Demain Online
Dieudonné, le produit de nos errements
Marcel Sel

Dimanche 5 janvier 2014
Qu’est-ce qui fait le succès de
Dieudonné ? Car il faut parler de succès.
Une de ses vidéos a dépassé les 2
millions de vues. Chaque fois que M’bala
poste, il y a des dizaines de milliers
de personnes qui regardent. En retour,
ils se font prendre en photo faisant la
quenelle, et postent le résultat sur le
site de Dieudo qui les en félicite. Il y
a donc un système qui fonctionne et
s’amplifie. Si c’est le cas, c’est parce
que Dieudonné fait mine de répondre à
des questions ou à des préoccupations
qui «tournent» dans le
public. Il serait peut-être temps que
nous en parlions…
Le sionisme
Mettons d’emblée les pieds dans le plat.
Ce que dit Dieudonné sur le sionisme
n’est pas entièrement faux. Il s’appuie
sur un certain nombre de constats. Le
premier, c’est
qu’Israël utilise régulièrement la
Shoah comme instrument politique. Tout
récemment encore, le vice-ministre
israélien des Affaires étrangères a
comparé les frontières de 1967
à celles «d’Auschwitz». Peu
d’intellectuels en vue s’élèvent contre
cette utilisation régulièrement obscène
du pire assassinat de masse que
l’occident ait connu et produit à
l’intérieur de ses frontières. De même,
l’insistance de certaines organisations
«juives» (notez les guillemets) en
Europe à lier Israël à la Shoah, et à
qualifier d’antisémites ceux qui
critiquent légitimement ou non Israël,
est vécue par un certain nombre de
défenseurs de la cause palestinienne
comme une agression permanente.
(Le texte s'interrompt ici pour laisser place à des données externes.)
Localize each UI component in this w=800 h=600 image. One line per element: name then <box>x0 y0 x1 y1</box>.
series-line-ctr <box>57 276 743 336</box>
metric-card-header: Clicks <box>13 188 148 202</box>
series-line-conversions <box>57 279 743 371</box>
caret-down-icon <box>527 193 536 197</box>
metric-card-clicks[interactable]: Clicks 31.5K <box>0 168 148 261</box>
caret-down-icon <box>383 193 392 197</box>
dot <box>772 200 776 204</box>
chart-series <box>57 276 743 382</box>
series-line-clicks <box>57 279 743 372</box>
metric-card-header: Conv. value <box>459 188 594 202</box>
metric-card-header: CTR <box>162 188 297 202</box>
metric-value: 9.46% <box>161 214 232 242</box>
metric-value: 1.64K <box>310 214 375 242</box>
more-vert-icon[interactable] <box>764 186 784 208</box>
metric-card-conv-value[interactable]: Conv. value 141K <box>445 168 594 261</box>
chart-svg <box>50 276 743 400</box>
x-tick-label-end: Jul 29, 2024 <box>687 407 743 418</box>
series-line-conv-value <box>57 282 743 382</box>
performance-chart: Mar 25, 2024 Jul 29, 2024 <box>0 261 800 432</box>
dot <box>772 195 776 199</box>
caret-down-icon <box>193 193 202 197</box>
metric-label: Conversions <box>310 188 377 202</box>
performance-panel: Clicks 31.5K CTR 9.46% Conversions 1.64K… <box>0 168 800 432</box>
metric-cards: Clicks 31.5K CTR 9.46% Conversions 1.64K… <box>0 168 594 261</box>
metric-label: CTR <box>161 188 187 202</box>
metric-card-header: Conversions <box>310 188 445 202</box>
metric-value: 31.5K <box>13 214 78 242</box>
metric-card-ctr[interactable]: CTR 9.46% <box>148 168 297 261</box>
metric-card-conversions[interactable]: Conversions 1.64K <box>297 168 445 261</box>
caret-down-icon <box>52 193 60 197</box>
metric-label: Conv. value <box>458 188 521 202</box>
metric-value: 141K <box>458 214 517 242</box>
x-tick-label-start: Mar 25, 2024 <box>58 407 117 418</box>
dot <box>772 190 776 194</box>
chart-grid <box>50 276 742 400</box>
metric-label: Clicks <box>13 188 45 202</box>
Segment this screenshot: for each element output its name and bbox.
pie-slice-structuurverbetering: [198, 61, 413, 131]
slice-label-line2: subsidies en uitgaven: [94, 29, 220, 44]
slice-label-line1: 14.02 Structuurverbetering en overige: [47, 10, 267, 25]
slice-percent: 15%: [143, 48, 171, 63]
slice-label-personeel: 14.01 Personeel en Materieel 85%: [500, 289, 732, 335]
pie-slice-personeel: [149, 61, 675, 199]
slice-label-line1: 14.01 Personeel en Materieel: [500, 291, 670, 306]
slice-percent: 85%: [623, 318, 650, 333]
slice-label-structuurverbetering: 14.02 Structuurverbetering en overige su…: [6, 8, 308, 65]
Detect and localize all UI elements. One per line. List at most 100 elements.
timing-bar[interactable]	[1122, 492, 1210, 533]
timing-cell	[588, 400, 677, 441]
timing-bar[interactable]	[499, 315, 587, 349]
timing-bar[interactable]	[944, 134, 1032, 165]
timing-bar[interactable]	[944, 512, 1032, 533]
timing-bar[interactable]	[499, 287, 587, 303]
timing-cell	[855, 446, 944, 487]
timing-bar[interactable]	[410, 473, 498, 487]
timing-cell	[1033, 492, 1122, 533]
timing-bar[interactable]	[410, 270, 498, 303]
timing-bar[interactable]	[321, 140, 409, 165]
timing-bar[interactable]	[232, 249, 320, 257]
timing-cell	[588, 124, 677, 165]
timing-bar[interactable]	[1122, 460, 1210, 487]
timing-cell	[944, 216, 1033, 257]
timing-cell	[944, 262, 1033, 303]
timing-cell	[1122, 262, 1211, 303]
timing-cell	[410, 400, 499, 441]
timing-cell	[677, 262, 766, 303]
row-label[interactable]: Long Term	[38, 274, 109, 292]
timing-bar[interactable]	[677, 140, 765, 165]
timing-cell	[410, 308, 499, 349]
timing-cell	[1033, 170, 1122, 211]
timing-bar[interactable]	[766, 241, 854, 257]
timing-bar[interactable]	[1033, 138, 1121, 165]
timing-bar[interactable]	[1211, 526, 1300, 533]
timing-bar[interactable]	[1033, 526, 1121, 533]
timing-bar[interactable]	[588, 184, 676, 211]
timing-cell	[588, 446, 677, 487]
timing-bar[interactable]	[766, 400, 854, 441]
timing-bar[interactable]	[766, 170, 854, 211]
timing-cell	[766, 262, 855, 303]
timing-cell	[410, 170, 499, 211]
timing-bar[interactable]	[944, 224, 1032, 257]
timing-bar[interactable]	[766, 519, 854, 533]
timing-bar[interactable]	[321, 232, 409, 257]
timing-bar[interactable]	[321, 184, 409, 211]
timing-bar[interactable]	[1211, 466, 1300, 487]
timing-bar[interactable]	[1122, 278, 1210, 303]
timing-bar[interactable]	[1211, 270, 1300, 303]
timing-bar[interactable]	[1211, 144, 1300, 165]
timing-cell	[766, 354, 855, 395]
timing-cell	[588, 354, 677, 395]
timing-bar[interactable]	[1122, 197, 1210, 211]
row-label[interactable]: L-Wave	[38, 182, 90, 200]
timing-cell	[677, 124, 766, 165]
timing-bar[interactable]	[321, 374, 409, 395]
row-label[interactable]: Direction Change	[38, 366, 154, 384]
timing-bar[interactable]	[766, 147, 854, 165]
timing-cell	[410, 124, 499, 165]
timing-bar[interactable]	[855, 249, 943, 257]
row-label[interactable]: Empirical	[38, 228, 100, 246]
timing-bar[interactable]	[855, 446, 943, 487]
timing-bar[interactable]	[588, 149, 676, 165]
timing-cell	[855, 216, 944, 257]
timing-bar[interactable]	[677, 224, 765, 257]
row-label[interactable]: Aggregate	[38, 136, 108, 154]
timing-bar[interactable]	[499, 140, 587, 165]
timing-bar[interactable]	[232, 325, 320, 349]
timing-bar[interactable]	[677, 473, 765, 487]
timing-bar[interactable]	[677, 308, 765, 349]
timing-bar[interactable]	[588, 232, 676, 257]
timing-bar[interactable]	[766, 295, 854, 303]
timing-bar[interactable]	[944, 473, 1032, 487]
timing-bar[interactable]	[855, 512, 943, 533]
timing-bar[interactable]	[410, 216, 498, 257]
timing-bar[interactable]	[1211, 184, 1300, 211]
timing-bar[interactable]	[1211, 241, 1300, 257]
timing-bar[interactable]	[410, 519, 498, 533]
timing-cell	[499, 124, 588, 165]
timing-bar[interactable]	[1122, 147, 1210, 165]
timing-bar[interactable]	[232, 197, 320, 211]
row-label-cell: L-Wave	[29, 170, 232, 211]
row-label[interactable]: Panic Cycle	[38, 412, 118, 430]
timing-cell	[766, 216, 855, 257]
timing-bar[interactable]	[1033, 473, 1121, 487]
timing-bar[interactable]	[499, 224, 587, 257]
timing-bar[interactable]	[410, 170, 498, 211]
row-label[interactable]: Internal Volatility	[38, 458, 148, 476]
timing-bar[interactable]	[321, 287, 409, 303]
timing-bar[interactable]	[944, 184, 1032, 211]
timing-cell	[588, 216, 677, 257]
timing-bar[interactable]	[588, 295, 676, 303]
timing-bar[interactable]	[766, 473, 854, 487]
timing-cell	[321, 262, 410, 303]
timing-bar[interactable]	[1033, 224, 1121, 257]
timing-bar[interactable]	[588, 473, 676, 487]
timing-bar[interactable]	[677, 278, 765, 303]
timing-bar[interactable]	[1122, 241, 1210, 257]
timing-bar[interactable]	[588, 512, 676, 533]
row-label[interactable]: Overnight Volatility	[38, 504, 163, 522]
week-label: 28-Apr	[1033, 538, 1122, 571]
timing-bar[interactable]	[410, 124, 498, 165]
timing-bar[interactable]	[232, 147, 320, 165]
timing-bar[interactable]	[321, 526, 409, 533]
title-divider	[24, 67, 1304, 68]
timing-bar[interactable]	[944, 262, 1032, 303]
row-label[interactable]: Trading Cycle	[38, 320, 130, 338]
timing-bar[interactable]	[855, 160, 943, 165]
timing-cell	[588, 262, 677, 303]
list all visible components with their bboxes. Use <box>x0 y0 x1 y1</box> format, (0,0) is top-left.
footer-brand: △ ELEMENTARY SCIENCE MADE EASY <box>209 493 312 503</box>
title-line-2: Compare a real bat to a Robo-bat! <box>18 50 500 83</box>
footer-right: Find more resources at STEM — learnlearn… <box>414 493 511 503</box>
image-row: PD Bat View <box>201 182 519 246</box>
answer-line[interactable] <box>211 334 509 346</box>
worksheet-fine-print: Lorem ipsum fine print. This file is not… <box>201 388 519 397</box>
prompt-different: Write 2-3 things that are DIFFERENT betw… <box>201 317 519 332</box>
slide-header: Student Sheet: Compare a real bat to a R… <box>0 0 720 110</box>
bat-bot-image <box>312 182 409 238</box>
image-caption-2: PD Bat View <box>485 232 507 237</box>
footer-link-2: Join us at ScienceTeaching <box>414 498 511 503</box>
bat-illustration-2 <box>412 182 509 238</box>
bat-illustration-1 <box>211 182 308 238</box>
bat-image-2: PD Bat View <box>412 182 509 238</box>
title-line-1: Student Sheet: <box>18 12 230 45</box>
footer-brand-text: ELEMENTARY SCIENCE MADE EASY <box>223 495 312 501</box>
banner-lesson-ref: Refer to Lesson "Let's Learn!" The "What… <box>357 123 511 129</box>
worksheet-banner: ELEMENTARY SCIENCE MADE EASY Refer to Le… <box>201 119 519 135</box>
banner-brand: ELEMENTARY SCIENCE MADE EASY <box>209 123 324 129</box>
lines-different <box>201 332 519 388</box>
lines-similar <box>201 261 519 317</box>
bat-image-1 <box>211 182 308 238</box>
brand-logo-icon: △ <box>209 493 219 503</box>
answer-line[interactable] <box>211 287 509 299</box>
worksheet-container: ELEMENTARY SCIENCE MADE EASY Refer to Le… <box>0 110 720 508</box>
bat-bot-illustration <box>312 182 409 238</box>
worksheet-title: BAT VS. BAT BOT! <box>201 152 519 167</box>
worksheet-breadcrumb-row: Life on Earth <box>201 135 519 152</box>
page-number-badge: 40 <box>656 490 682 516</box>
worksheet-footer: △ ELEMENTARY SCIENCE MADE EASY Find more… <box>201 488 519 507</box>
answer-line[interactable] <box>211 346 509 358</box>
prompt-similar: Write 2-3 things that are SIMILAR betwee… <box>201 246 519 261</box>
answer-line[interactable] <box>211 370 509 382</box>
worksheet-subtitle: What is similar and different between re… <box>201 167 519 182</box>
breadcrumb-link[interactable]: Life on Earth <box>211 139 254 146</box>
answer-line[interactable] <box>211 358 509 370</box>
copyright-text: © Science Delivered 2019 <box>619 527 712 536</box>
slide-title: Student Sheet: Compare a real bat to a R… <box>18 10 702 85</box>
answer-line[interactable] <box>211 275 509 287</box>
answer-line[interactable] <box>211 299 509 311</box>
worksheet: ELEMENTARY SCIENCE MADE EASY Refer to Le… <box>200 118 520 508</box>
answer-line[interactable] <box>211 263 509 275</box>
À cela
s’ajoute l’insistance des médias à
confondre ces organisations
proisraéliennes et «la communauté
juive». Or, les opinions qui vivent au
sein de la «vraie» communauté juive,
entendez les gens qui se reconnaissent
ou sont désignés comme «juifs», sont
extrêmement variées et vont d’un soutien
total à un grand Israël, de la mer
jusqu’au Jourdain, à l’opinion inverse,
à savoir qu’il vaudrait mieux effacer
Israël de la carte !
Ceci ne retire rien au droit d’Israël
de traiter de la Shoah, de désigner des
justes, d’entretenir la mémoire. Mais
utiliser l’Holocauste à des
fins politiques a un prix.
Ariel Sharon fut l’un des
«accélérateurs» de ce phénomène. En
brandissant l’antisémitisme à tout
escient qui pût être utile à la cause
politique israélienne, il a abusé d’un
mot qui ne devait être galvaudé, faute
de quoi le devoir de mémoire, ou plutôt
l’impérative nécessité de mémoire,
deviendrait de plus en plus difficile à
gérer. Ce qui arrive aujourd’hui avec la
quenelle n’est donc pas sans fondement.
La diabolisation de la cause
palestinienne par un État occupant ne
pouvait à terme que radicaliser
l’opinion, au détriment d’un débat
serein.
Or, seul un tel débat est souhaitable chez nous.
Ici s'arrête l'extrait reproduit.